Henry VIII and his sister spent their childhoods there. In the 1470s Edward VI built the impressive Great Hall, one of the largest surviving medieval halls in Europe (as is Westminster Hall); this hall was used for entertainment and for Court administration, indeed Cardinal Wolsey had to go there once on church business. By now the palace complex had grown to its apogee with numerous buildings including a chapel; it was one of the six main royal residences in England. However, in the 17th century it started to decline after the Civil Wars and was used as a farm for 200 years with the Hall, the last remaining building, becoming a barn.
Much later, in the 1930s, Stephen and Virginia Courtauld took a 99 year lease on Eltham from the Crown. He enjoyed his share of the wealth of the family firm, but without working for any of it. Instead he pursued his intellectual and artistic interests and also grew prize-winning orchids in the greenhouses. Virginia was of Italo/Hungarian parentage, loved entertaining and could afford to indulge her passion. The house was designed for entertainment and to display Stephen's art and furniture collections.
Architects Seely & Page designed two wings in a V shape with an entrance hall joining the two arms of the V. This hall is the masterpiece of the house and makes a striking first impression: triangular in shape, lit by a circular glazed dome above. The walls are lined with Australian black bean veneer with some marvellous Swedish marquetry, as smooth as silk. This room still contains 30s-style furniture and carpet and in a concealed corner there is a phone which guests could use to make outside calls. In the south wing (ground floor) are a drawing-room, Virginia's boudoir and Stephen's library, all with beautiful woodwork. In the north wing is the dining-room: thoroughly Art Deco, as is all of the house. In addition to upstairs bedrooms is the heated quarters for Viginia's pet lemur; I hope it was house trained - the guests hated it.
The south wing adjoins the Great Hall and from the Minstrels' Gallery, a Courtauld addition, one can view it in its majestic simplicity. From the Screen Passage one can walk into the Hall and admire its twenty windows at clerestory height and its hammer beam roof.

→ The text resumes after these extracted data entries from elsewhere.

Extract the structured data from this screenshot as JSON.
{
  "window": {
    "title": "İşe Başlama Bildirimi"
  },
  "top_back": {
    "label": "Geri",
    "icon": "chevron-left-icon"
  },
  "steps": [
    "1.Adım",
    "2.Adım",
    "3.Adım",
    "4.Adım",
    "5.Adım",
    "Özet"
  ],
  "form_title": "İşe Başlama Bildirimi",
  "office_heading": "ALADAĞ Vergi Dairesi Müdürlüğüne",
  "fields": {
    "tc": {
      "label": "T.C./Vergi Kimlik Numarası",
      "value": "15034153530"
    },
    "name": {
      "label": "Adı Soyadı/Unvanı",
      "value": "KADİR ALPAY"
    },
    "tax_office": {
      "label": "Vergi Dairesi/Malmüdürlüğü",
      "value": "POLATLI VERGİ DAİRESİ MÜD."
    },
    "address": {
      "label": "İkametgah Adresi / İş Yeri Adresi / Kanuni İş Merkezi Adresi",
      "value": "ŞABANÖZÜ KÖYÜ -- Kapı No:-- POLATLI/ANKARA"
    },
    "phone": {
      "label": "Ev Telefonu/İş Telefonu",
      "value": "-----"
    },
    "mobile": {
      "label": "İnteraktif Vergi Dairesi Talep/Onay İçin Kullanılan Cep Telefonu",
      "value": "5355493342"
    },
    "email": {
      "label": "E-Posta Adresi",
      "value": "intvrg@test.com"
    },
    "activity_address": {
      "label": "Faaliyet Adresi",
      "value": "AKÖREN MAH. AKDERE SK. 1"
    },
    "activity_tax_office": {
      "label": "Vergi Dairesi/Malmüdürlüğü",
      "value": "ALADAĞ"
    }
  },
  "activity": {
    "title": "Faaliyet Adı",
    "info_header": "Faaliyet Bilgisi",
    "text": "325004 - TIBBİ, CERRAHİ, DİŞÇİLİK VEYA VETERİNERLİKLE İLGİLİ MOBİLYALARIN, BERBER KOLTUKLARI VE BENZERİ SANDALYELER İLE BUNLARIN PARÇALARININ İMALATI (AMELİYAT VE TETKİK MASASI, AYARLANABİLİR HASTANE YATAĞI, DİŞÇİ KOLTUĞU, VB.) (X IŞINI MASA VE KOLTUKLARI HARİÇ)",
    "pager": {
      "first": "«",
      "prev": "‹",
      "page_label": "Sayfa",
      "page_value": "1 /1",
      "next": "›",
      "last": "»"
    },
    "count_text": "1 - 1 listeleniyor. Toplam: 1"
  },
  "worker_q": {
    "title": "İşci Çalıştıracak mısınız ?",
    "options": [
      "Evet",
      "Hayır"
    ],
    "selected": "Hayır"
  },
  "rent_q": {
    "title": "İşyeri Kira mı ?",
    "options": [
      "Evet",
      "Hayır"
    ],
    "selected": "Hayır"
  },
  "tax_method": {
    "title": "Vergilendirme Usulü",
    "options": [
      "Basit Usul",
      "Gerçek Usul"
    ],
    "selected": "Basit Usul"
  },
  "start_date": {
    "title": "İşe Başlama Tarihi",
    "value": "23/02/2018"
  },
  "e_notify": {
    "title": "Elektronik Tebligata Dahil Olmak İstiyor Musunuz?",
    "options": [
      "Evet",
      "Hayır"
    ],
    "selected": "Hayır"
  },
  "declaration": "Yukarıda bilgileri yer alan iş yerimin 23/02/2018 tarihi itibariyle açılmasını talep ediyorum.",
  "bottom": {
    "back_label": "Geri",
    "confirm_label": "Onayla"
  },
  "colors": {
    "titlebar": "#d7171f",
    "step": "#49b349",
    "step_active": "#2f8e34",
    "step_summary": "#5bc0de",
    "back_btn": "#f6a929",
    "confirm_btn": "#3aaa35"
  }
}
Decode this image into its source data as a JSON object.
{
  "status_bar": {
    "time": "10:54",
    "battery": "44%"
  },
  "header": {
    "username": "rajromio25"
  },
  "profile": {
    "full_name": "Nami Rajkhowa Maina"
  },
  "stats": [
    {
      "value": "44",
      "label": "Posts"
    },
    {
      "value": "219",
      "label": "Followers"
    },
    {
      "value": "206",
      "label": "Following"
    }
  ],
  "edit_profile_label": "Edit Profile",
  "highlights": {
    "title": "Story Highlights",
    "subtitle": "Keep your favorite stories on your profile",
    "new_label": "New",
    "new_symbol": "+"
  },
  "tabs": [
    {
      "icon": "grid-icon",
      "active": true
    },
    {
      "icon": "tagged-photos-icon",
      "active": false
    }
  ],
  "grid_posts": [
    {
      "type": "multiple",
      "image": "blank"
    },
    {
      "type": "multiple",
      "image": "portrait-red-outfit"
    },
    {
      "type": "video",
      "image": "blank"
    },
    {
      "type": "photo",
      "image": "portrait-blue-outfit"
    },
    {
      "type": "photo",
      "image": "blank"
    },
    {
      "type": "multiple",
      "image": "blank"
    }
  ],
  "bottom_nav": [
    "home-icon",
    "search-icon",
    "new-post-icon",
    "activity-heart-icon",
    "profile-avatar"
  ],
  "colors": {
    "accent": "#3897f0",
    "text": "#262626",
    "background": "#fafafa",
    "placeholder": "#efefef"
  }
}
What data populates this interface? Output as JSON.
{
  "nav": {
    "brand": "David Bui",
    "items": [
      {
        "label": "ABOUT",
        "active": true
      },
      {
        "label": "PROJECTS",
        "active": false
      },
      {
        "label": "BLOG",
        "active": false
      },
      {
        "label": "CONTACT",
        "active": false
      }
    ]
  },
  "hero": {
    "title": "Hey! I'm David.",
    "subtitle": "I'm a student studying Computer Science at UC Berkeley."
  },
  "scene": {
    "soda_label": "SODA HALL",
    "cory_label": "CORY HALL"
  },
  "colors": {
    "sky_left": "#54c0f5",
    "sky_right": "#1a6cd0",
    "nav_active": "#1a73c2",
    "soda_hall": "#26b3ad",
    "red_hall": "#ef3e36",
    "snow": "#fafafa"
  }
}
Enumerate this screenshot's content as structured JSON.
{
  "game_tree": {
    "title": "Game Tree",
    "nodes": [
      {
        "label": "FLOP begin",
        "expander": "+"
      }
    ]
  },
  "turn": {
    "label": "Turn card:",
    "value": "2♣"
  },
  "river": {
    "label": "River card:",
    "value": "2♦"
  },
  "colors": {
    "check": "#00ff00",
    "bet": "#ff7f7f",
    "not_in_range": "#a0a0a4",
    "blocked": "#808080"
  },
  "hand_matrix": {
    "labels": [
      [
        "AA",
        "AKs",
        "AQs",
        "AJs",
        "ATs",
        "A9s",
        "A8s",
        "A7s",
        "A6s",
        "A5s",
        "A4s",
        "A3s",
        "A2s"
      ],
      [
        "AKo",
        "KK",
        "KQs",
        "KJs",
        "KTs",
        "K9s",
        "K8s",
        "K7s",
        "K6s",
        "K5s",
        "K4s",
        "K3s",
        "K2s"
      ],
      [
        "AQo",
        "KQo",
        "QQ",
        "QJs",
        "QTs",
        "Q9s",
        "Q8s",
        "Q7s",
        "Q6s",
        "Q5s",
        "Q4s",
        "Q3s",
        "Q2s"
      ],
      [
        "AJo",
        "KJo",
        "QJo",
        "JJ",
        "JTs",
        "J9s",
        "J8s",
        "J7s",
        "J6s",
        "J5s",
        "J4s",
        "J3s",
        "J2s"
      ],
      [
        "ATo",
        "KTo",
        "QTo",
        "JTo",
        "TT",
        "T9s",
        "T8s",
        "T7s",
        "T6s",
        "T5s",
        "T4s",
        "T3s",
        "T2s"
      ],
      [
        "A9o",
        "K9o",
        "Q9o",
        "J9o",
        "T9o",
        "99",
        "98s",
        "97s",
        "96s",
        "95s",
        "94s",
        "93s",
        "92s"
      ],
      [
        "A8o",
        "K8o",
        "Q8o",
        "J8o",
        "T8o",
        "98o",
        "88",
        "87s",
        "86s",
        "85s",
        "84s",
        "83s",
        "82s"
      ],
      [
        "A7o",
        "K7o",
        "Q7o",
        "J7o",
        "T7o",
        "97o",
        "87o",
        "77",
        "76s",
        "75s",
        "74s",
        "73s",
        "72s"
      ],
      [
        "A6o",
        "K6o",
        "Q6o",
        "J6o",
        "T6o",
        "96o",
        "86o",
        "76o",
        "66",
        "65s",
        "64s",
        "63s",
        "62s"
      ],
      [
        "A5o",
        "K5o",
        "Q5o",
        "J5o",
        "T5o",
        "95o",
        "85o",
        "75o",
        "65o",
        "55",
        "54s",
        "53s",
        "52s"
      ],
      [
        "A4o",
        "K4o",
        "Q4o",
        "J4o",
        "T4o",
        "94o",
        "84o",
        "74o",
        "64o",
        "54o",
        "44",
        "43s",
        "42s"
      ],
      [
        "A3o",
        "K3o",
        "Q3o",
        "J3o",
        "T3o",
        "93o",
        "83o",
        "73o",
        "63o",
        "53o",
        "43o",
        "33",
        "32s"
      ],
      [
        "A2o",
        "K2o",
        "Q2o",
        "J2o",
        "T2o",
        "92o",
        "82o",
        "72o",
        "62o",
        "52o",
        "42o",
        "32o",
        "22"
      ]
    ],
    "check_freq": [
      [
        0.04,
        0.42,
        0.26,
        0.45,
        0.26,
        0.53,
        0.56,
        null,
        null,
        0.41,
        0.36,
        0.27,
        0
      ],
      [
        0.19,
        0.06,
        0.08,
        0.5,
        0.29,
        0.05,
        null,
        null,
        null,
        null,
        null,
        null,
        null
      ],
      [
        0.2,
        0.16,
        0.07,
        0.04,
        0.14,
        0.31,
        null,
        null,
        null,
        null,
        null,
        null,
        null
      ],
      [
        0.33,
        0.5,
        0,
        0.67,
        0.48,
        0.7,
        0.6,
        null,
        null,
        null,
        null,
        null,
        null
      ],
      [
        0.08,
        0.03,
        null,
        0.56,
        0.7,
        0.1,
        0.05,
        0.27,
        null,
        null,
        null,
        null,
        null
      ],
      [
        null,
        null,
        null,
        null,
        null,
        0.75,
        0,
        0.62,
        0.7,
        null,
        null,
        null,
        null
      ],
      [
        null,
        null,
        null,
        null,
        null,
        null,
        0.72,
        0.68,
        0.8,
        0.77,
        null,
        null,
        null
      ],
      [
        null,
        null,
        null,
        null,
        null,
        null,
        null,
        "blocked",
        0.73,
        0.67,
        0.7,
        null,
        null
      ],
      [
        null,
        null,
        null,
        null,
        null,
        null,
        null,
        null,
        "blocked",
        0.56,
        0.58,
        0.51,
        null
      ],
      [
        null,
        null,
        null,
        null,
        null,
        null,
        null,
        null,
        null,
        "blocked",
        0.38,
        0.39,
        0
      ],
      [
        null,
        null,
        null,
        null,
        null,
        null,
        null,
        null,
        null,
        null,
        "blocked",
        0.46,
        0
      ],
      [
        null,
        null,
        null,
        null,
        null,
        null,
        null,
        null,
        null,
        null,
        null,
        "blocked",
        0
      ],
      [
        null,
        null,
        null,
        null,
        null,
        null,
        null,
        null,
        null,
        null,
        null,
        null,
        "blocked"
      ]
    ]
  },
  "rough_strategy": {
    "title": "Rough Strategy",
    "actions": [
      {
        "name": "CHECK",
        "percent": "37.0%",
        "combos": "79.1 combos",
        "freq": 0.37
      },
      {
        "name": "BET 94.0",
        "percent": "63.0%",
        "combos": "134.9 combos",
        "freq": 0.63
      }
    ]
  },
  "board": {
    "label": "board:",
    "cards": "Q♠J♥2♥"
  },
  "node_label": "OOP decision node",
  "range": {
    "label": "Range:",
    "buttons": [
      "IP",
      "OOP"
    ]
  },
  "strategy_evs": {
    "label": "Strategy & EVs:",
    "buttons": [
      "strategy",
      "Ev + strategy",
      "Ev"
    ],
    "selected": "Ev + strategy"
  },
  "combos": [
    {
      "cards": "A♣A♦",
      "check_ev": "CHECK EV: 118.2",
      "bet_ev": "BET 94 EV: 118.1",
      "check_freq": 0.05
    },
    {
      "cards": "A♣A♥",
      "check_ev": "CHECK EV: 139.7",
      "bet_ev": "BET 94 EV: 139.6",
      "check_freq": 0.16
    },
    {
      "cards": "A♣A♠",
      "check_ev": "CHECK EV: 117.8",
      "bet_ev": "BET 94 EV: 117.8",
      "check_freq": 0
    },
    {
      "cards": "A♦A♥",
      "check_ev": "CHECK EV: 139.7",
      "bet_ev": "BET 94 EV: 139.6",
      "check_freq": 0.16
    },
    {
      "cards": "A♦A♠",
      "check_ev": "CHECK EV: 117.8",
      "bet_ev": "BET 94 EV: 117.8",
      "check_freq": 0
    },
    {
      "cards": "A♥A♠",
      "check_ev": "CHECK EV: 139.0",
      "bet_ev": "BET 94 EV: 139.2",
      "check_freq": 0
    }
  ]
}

The house had all the latest 30s mod cons and the garden had all the 'must-haves'. The Courtaulds redesigned the gardens, refilling the moat to make a feature of it with a large rock garden to the east. It's a gardener's paradise and beautifully maintained by English Heritage, as has been the house since 1995. Surprisingly, the Courtaulds only lived in the house for eleven years. A coachful of members thank June Peck for a marvellous visit and Paul, our Soames driver.